Prof. Wokocha, a lecturer at the Department of Public Law, Rivers State University, said that the appellate court in its judgment affirmed that the High Court presided over by Charles Wali does not have the jurisdiction to entertain the matter as well as restrain the appellants from sitting.
He emphasised that the court judgment did not affect their membership status.
He said; “The Court of Appeal has acted on the position of the party, it has not declared that they are lawful members of the house assembly despite decamping. It did not deal with the issue of decamping and its effect. It simply holds that the High Court of Rivers State presided over by Justice Wali was wrong to handle the case because it has no jurisdiction and ought not to have entertained the matter. It did not go to validate anything, the court of appeal did not say that their decamping was legitimate and that they can proceed as members, notwithstanding the issue of their having decamped”.

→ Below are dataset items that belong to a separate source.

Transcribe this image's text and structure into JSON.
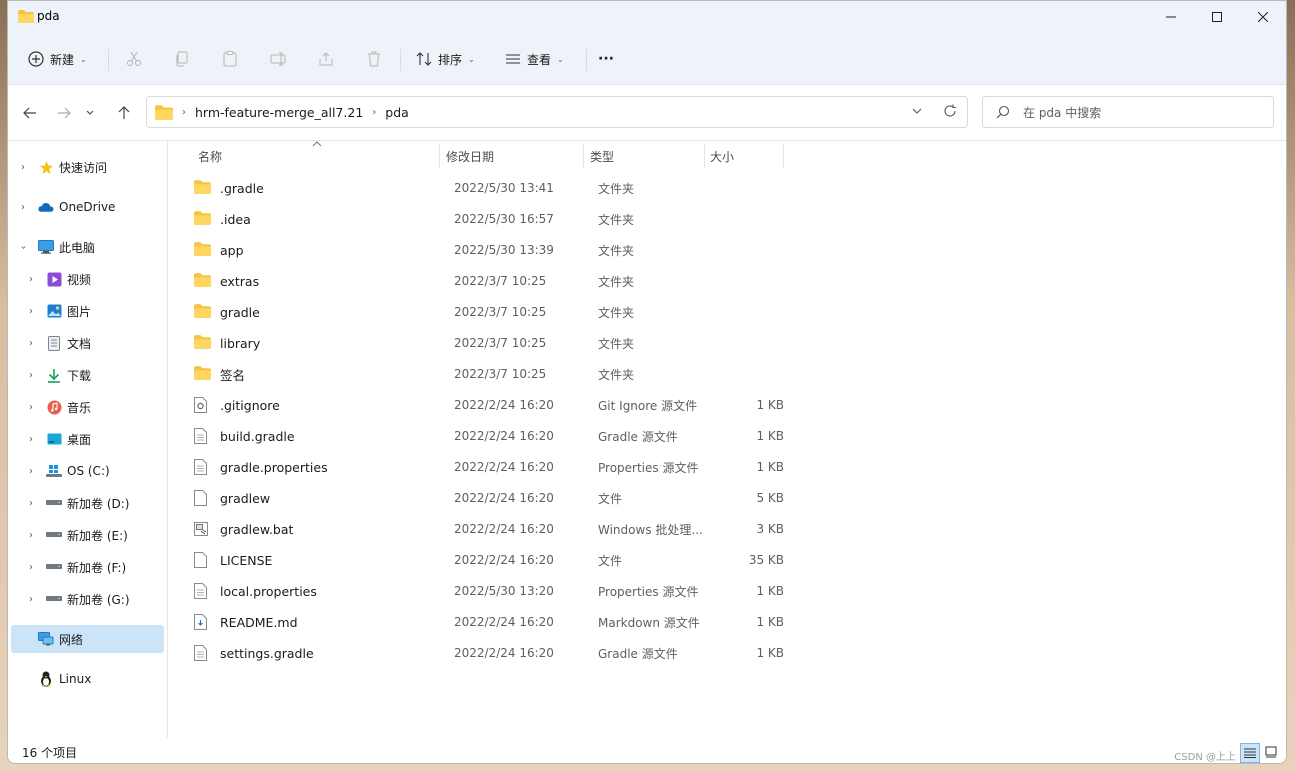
{
  "window": {
    "title": "pda"
  },
  "toolbar": {
    "new_label": "新建",
    "sort_label": "排序",
    "view_label": "查看",
    "more_label": "···"
  },
  "address": {
    "segments": [
      "hrm-feature-merge_all7.21",
      "pda"
    ]
  },
  "search": {
    "placeholder": "在 pda 中搜索"
  },
  "sidebar": {
    "items": [
      {
        "label": "快速访问",
        "icon": "star-icon"
      },
      {
        "label": "OneDrive",
        "icon": "cloud-icon"
      },
      {
        "label": "此电脑",
        "icon": "pc-icon"
      },
      {
        "label": "视频",
        "icon": "video-icon"
      },
      {
        "label": "图片",
        "icon": "picture-icon"
      },
      {
        "label": "文档",
        "icon": "document-icon"
      },
      {
        "label": "下载",
        "icon": "download-icon"
      },
      {
        "label": "音乐",
        "icon": "music-icon"
      },
      {
        "label": "桌面",
        "icon": "desktop-icon"
      },
      {
        "label": "OS (C:)",
        "icon": "windows-drive-icon"
      },
      {
        "label": "新加卷 (D:)",
        "icon": "drive-icon"
      },
      {
        "label": "新加卷 (E:)",
        "icon": "drive-icon"
      },
      {
        "label": "新加卷 (F:)",
        "icon": "drive-icon"
      },
      {
        "label": "新加卷 (G:)",
        "icon": "drive-icon"
      },
      {
        "label": "网络",
        "icon": "network-icon"
      },
      {
        "label": "Linux",
        "icon": "linux-icon"
      }
    ]
  },
  "columns": {
    "name": "名称",
    "date": "修改日期",
    "type": "类型",
    "size": "大小"
  },
  "files": [
    {
      "name": ".gradle",
      "date": "2022/5/30 13:41",
      "type": "文件夹",
      "size": "",
      "kind": "folder"
    },
    {
      "name": ".idea",
      "date": "2022/5/30 16:57",
      "type": "文件夹",
      "size": "",
      "kind": "folder"
    },
    {
      "name": "app",
      "date": "2022/5/30 13:39",
      "type": "文件夹",
      "size": "",
      "kind": "folder"
    },
    {
      "name": "extras",
      "date": "2022/3/7 10:25",
      "type": "文件夹",
      "size": "",
      "kind": "folder"
    },
    {
      "name": "gradle",
      "date": "2022/3/7 10:25",
      "type": "文件夹",
      "size": "",
      "kind": "folder"
    },
    {
      "name": "library",
      "date": "2022/3/7 10:25",
      "type": "文件夹",
      "size": "",
      "kind": "folder"
    },
    {
      "name": "签名",
      "date": "2022/3/7 10:25",
      "type": "文件夹",
      "size": "",
      "kind": "folder"
    },
    {
      "name": ".gitignore",
      "date": "2022/2/24 16:20",
      "type": "Git Ignore 源文件",
      "size": "1 KB",
      "kind": "config"
    },
    {
      "name": "build.gradle",
      "date": "2022/2/24 16:20",
      "type": "Gradle 源文件",
      "size": "1 KB",
      "kind": "text"
    },
    {
      "name": "gradle.properties",
      "date": "2022/2/24 16:20",
      "type": "Properties 源文件",
      "size": "1 KB",
      "kind": "text"
    },
    {
      "name": "gradlew",
      "date": "2022/2/24 16:20",
      "type": "文件",
      "size": "5 KB",
      "kind": "blank"
    },
    {
      "name": "gradlew.bat",
      "date": "2022/2/24 16:20",
      "type": "Windows 批处理...",
      "size": "3 KB",
      "kind": "bat"
    },
    {
      "name": "LICENSE",
      "date": "2022/2/24 16:20",
      "type": "文件",
      "size": "35 KB",
      "kind": "blank"
    },
    {
      "name": "local.properties",
      "date": "2022/5/30 13:20",
      "type": "Properties 源文件",
      "size": "1 KB",
      "kind": "text"
    },
    {
      "name": "README.md",
      "date": "2022/2/24 16:20",
      "type": "Markdown 源文件",
      "size": "1 KB",
      "kind": "md"
    },
    {
      "name": "settings.gradle",
      "date": "2022/2/24 16:20",
      "type": "Gradle 源文件",
      "size": "1 KB",
      "kind": "text"
    }
  ],
  "status": {
    "count_text": "16 个项目",
    "watermark": "CSDN @上上"
  },
  "colors": {
    "folder": "#f4c542",
    "selected_bg": "#cce4f7",
    "chrome_bg": "#edf3f8"
  }
}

He added that with the Appeal Court ruling, Martin Amaewhule and 25 others can continue to have their meetings but the validity of those meetings remained invalid until the Federal High Court decided on the existing matter before it that their decamping was not inconsistent with the constitution.
Prof Wokocha stressed, “they can continue to have their meetings but whatever they do it has no effect unless the Federal High Court on the existing matter decides that their decamping was not inconsistent with the constitution and that the declaration of their seats as being vacant was wrongly done. Until that is decided they are still not members of the House of Assembly. It is the assembly that declares not the court. The court entertains the question whether the declaration was properly made or otherwise”.
Also a human rights lawyer, Henry Ekine said that the Court of Appeal never entertained the issue of Martin Amaewhule and his group because it was not before the court.
“Having vacated their offices or seats on the 11th of December 2023, that before the Federal High Court has not been determined. That is not how it works. If Martin Amaewhule feels dissatisfied with any existing decision, even if it is a High Court of a state that has not been appealed against, it remains valid”, he said.